Destruction of weapons must be on camera - Trimble

The decommissioning of weapons by the IRA and other paramilitaries would have to be carried out in front of television cameras…

The decommissioning of weapons by the IRA and other paramilitaries would have to be carried out in front of television cameras so that ordinary people could believe it had taken place, the North's First Minister and Ulster Unionist leader, Mr David Trimble, has said.

At a peace seminar in the Swedish capital at the weekend, he said he was "very relaxed" about the method of decommissioning used, but there was one "absolute and irreducible" requirement: "Whatever is done, there's got to be a television camera there."

The important thing was that "whatever happens, happens so that ordinary people can see it and believe in it and know that it's actually happening." It would not be politically possible to include Sinn Fein in a northern administration until this had taken place and the necessary confidence had been generated.

Afterwards, Mr Trimble expanded on his remarks to reporters: "I have said this before, maybe not just in quite as blunt terms. The mechanics of it is for the verification commission, provided it's verifiable and provided it's visible to the public. Those are the things that really matter."

READ MORE

He believed that "visible" decommissioning necessitated the presence of television cameras. "I mean, as Ulster Unionist Assembly Member Sir John Gorman said, they can pile up all the Semtex into some gap in the forest some day and invite the Decommissioning Commission to come along and check off the stuff and then have a big bang."

But the gesture had to be credible to the public. "They've got to believe it." He did not think it would be credible otherwise.

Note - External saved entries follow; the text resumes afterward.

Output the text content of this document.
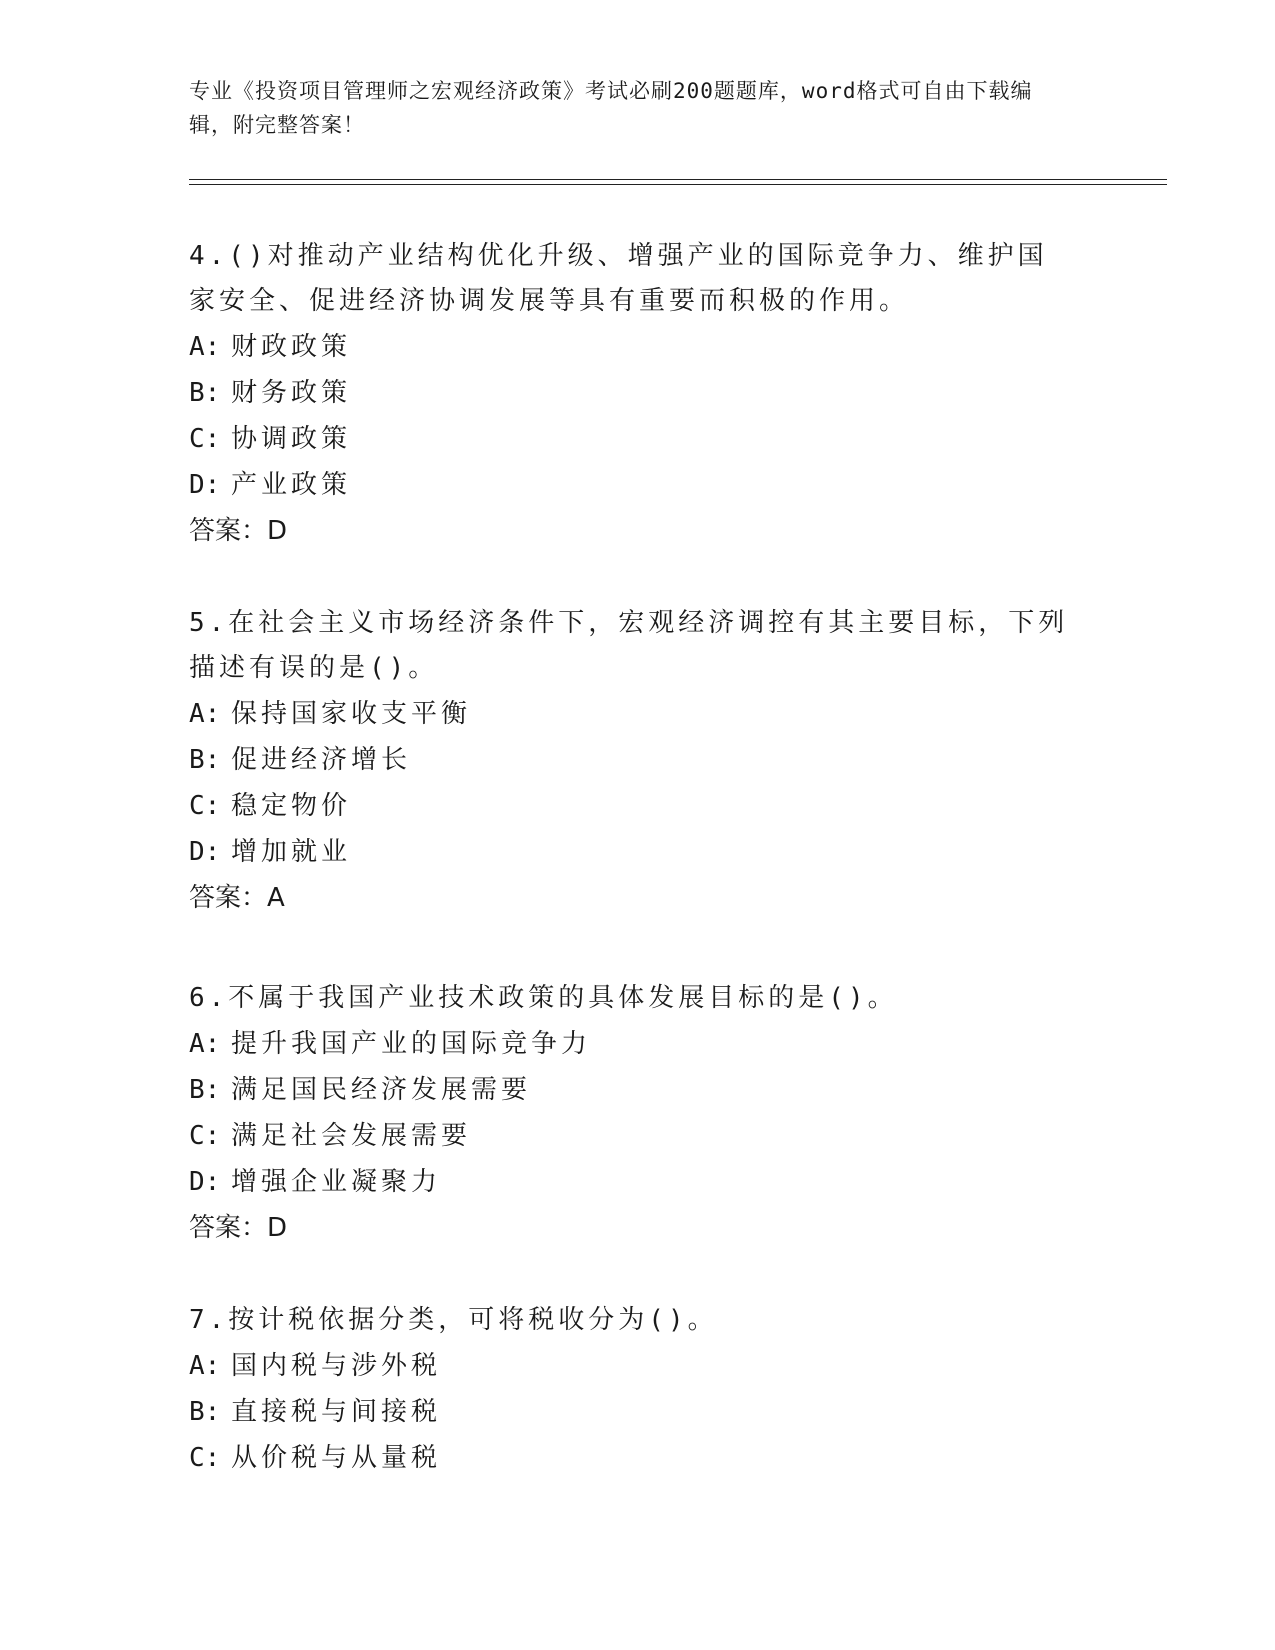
专业《投资项目管理师之宏观经济政策》考试必刷200题题库，word格式可自由下载编辑，附完整答案！

4.()对推动产业结构优化升级、增强产业的国际竞争力、维护国家安全、促进经济协调发展等具有重要而积极的作用。

A: 财政政策

B: 财务政策

C: 协调政策

D: 产业政策

答案：D

5.在社会主义市场经济条件下，宏观经济调控有其主要目标，下列描述有误的是()。

A: 保持国家收支平衡

B: 促进经济增长

C: 稳定物价

D: 增加就业

答案：A

6.不属于我国产业技术政策的具体发展目标的是()。

A: 提升我国产业的国际竞争力

B: 满足国民经济发展需要

C: 满足社会发展需要

D: 增强企业凝聚力

答案：D

7.按计税依据分类，可将税收分为()。

A: 国内税与涉外税

B: 直接税与间接税

C: 从价税与从量税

Mr Trimble and his fellow Nobel laureate, Mr John Hume, were speaking in the Swedish parliament building at a seminar organised by the Stockholm-based Olof Palme Centre.

The two party leaders will return home from the Nobel Prize ceremony and related events in Oslo and Stockholm with major difficulties in the peace process still unresolved. They also have to face the prospect of a motion in the Assembly tomorrow from Mr Robert McCartney's UK Unionist Party.

This seeks to bar paramilitary-related parties from the new executive unless there has been decommissioning of weapons. There is speculation that the UUP will propose an amendment to the motion.

At the Stockholm seminar, Mr Hume took a different approach from Mr Trimble on the weapons issue: he said it was a "distraction" to seek decommissioning in advance of the implementation of the Belfast Agreement. "The real issue about weapons is, have they stopped being used?"

Most of the major political parties in Ireland, except the SDLP, had been "founded out of a gun," Mr Hume added.

"Fianna Fail was founded out of a gun - where are their guns, who did they give them to? The opposition party, Fine Gael, where are their guns, who did they give them to? And in more recent times, the Workers' Party and Democratic Left."